As can be observed, the different research lines can be grouped into research lines with high scientific production (biological control and host-parasite interaction), research lines with medium scientific production (plant resistance, phylogeny and taxonomy, soil biodiversity, nematicides, and biopesticides), and research lines with low scientific production (IPM, bioindicators, and nematode virulence).

Most of this scientific production has taken place since 2010, and it is precisely in the 2010–2019 period that the lines of research on biological control, focused on the alternative that this methodology represents to chemical nematicides and other conventional control methods, and host–parasite interaction, focused on the relationship between the parasite and the plant, have been of greater interest. Other research lines have proved to be more interesting in different periods but are not so at present. For example, this is the case of the studies on IPM, which focused the attention of the scientific community at the end of the 20th century, or the lines of research focused on nematicides or biopesticides, which presented their greatest interest at the end of the 1980s.

4. Discussion

Knowing the fundamental lines of research and concerns about nematodes that affect the main agricultural plantations in the world is fundamental in the development of agricultural policies and in the identification of strategic lines. The decline in production caused by phytoparasitic nematodes can be as much as 15%. For this reason, it is essential to outline the scenario in which world research in this area is being carried out to understand the most pressing concerns of the sector. Some bibliometric analyses have been performed in the past, such as that of R. McSorley in 2011 [18], although this was limited to papers published in the Journal of Nematology between 1969–2009. However, some of the conclusions drawn from that study pointed in a direction that is confirmed in this study, such as the relevant role of the USDA Agricultural Research Service, or the importance that trends in studies related to biological control or resistance were beginning to acquire.

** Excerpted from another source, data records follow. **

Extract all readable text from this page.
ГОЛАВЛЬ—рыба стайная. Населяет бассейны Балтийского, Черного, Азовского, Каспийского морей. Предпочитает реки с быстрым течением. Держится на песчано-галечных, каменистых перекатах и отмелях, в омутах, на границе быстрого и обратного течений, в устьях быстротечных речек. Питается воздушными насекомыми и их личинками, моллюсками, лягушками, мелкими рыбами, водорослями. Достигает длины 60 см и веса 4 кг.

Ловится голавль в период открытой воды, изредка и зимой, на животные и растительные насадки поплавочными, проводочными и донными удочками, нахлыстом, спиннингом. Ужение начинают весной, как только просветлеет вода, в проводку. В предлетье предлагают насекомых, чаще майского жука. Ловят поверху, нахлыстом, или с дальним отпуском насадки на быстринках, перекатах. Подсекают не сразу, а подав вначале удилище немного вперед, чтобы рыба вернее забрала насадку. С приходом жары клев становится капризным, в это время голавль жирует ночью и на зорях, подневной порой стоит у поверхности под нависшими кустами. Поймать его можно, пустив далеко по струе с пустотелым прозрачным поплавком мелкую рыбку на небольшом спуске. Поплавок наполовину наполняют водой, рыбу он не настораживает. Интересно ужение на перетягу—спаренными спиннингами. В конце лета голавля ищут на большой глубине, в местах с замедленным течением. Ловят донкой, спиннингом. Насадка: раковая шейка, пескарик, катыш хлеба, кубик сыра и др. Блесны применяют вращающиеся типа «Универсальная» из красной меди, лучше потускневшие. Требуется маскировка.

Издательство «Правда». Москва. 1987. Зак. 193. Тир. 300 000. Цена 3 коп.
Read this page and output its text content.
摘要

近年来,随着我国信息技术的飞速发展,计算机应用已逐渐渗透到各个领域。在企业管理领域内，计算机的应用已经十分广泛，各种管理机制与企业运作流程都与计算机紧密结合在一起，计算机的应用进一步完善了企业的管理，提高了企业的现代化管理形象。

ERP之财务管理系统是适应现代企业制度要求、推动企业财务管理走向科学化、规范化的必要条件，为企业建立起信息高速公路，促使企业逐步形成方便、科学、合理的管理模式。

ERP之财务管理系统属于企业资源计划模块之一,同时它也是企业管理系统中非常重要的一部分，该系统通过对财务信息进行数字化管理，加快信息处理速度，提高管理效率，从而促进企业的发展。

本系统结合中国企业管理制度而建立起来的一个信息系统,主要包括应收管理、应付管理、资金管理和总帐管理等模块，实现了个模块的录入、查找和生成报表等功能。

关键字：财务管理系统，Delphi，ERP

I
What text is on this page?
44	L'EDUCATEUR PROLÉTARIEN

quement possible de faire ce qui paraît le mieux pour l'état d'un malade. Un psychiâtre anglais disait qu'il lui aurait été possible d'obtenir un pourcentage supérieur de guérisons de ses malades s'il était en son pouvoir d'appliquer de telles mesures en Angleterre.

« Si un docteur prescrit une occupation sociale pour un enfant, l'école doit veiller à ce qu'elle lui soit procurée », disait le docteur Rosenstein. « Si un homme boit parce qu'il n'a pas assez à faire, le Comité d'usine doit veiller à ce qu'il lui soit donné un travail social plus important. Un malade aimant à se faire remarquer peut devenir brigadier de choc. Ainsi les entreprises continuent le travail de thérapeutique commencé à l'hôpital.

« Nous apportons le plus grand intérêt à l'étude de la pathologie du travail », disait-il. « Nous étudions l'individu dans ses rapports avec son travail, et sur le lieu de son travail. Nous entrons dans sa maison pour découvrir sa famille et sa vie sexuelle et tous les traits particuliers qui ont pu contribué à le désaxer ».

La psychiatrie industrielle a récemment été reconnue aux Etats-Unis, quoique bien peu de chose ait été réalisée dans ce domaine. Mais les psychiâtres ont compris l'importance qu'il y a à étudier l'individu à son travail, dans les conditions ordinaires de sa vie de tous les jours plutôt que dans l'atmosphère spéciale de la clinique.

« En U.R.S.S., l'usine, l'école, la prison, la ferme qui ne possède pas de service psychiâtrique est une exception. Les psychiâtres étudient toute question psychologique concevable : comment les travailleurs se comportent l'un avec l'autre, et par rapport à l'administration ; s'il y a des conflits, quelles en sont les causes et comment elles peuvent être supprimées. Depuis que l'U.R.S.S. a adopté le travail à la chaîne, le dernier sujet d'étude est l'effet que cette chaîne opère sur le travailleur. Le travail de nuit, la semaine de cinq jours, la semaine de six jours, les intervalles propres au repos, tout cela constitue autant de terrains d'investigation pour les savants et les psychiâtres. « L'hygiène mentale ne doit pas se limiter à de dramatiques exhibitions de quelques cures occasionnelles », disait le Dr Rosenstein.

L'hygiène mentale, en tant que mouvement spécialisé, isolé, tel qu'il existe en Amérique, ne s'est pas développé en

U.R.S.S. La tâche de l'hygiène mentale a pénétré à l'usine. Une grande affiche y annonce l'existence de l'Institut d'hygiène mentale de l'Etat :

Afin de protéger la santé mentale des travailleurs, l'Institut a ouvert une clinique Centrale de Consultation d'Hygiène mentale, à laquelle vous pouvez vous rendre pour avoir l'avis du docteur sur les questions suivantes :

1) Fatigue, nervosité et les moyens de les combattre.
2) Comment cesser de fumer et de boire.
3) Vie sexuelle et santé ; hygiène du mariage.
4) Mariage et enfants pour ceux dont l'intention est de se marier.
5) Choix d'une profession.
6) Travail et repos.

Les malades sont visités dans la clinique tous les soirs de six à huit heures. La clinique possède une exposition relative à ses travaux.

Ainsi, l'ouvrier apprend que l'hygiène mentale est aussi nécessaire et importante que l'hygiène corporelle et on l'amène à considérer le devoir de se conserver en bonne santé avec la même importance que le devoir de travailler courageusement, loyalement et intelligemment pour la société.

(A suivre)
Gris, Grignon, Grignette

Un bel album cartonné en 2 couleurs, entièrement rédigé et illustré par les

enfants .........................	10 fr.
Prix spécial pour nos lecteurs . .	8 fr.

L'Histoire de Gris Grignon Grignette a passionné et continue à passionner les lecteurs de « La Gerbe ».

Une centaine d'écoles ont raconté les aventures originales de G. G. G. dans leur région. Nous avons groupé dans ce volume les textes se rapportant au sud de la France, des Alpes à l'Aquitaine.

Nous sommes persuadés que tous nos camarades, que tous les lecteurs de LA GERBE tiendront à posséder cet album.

As the evolution in Scientific Output shows, the interest in nematodes affecting plants has not stopped growing, especially in the last thirty years. Tomato, soybean, and potato crops are the most interesting, and nematodes that affect them, Meloidogyne javanica, Heterodera glycines, or Globodera rostochiensis, are the focus of most research articles. In recent years, agricultural production has become a fundamental strategic line of development due to its great economic and food importance at the global level, providing human food, oils, animal feed, and inputs for aquaculture.

For this reason, the countries with the greatest scientific production of nematodes + plants are not only the main producers of these but also the leading economic powers in the world. Thus, among the countries that publish most in this field, the United States stands out, followed by the United Kingdom and China, whose main institutions such as the USDA Agricultural Research Service or the University of Florida focus a good part of their development and investments on the control of infections by phytoparasitic nematodes.

Despite the obvious benefits of this type of analysis, it is impossible to guess where the research direction will lead in the field of phytoparasitic nematodes. In any case, what is clear is that the possibilities offered by this change in research are unlimited in view of the advances in the technologies used and the new challenges it faces. Some of the greatest challenges that humanity will have to face in the future are related to nematodes. These include scarce water resources, pest control, intensive agriculture, and crop diseases. However, to advance knowledge, the application of new technologies in processes such as rapid diagnosis of nematodes or in situ identification of species will be fundamental. On the other hand, the strategies developed by phytoparasitic nematodes throughout evolution such as the exhaustive control of their metabolic activity or the efficient use of water can shed light on issues raised in other species. To this end, molecular and biochemical knowledge of nematodes is of great importance.